Sonsoles Onega posa sonriente con su chico, César Vidal

La presentadora acudió a la entrega de los Premios Bombín acompañada por el arquitecto y ambos derrocharon complicidad, demostrando que su relación marcha viento en popa.

La simpatía, la profesionalidad y la frescura de Sonsoles Onega 43) la han convertido en una de las agraciadas con los Premios Bombín, los galardones más castizos que hay y que ella, como buena madrileña, ha recibido encantada:

«Me hace mucha ilusión, estoy muy feliz». Tanto es así que la periodista quiso contar en el acto con un acompañante de excepción su pareja, César Vidal (55). Por primera vez desde que su relación se hizo pública a inicios de año, la presentadora y el arquitecto posaron juntos ante las cámaras, y esa parece ser la prueba inequívoca de que su noviazgo marcha viento en popa.

Ademas, durante el evento ambos derrocharon complicidad y Sonsoles reconoció el gran momento en el que se encuentra:

«Estoy feliz de la vida». También confeso que César y ella aprovecharán el verano al máximo: «Tendremos vacaciones en agosto, como siempre, y a disfrutar de los niños, de la familia, de Galicia…».

FLECHAS DE CUPIDO PARA SONSOLES ONEGA

Pero, aunque salta a la vista que esta enamorada, la presentadora no quiere precipitarse.
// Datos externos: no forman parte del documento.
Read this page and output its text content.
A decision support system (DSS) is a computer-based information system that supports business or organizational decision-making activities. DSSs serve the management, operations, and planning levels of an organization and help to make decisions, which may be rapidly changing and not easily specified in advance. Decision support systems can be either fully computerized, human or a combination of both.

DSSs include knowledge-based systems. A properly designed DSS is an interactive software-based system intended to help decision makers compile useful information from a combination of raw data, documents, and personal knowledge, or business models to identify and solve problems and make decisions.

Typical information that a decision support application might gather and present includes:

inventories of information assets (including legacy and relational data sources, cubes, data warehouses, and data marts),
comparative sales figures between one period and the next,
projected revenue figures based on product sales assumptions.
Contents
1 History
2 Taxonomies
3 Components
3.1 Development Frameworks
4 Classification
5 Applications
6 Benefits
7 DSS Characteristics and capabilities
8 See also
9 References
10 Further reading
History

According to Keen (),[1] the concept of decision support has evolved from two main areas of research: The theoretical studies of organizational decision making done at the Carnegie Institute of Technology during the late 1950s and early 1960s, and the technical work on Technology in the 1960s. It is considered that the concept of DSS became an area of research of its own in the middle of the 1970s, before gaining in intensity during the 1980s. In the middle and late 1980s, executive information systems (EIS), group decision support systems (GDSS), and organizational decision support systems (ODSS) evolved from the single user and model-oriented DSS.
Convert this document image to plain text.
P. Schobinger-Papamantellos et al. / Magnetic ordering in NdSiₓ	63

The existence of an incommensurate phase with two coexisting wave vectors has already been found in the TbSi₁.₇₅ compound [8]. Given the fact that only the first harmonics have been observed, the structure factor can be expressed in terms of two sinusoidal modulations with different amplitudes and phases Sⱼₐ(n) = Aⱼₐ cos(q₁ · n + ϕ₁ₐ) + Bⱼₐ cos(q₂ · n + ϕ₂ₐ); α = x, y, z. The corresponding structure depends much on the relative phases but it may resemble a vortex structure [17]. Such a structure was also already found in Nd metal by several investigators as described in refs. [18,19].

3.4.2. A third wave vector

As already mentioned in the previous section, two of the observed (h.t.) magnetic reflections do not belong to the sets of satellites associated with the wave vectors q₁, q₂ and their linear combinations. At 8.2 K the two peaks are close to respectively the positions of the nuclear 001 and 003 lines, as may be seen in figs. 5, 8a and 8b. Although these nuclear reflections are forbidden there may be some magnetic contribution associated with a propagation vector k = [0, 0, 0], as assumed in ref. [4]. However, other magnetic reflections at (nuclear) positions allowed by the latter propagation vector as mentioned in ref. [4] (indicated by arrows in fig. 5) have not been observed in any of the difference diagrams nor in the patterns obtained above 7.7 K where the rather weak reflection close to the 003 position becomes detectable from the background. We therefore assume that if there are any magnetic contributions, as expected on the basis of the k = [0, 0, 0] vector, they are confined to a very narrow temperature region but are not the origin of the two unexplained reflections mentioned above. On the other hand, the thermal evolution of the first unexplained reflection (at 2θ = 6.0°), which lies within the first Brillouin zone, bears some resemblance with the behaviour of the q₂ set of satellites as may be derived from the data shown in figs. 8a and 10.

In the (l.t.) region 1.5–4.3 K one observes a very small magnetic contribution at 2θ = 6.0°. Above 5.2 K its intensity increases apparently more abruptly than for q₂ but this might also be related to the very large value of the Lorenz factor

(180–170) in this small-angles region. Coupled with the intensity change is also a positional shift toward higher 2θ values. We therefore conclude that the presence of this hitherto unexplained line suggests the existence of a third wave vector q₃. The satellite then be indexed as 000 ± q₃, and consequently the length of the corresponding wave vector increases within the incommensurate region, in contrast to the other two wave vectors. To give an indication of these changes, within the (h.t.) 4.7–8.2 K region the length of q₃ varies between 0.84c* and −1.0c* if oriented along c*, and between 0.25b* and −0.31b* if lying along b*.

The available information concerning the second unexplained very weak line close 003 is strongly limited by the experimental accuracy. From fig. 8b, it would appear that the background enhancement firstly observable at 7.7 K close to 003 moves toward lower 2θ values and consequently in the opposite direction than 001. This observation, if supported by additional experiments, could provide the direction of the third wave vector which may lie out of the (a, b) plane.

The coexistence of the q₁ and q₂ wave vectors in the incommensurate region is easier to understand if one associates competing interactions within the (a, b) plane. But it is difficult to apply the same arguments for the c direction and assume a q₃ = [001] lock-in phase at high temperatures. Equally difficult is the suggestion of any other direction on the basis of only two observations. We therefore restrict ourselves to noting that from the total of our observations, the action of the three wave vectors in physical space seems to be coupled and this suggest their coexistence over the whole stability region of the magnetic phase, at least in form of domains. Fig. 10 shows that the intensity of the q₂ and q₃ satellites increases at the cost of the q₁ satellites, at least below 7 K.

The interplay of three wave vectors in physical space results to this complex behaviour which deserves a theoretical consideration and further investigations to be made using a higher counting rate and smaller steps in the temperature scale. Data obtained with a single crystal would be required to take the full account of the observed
Por eso, cuando le preguntan que si piensa dar un paso más en su relación, contesta rotunamente:

«No».

Y es que, aunque desde que conoció a César asegura que esta «a gusto, contenta y feliz», no desea cometer errores del pasado y prefiere ir poco a poco: «Con esta nueva pareja nos estamos dando todo el tiempo del mundo, sin prisas y sin pausas».

Entre otras cosas porque ella misma ha confesado que, tras divorciarse de su marido después de 11 años juntos, las flechas de Cupido la pillaron por sorpresa: «No buscaba el amor, pero las cosas surgen y estoy en un momento de aprovechar cada minuto y de ser feliz con lo que tengo».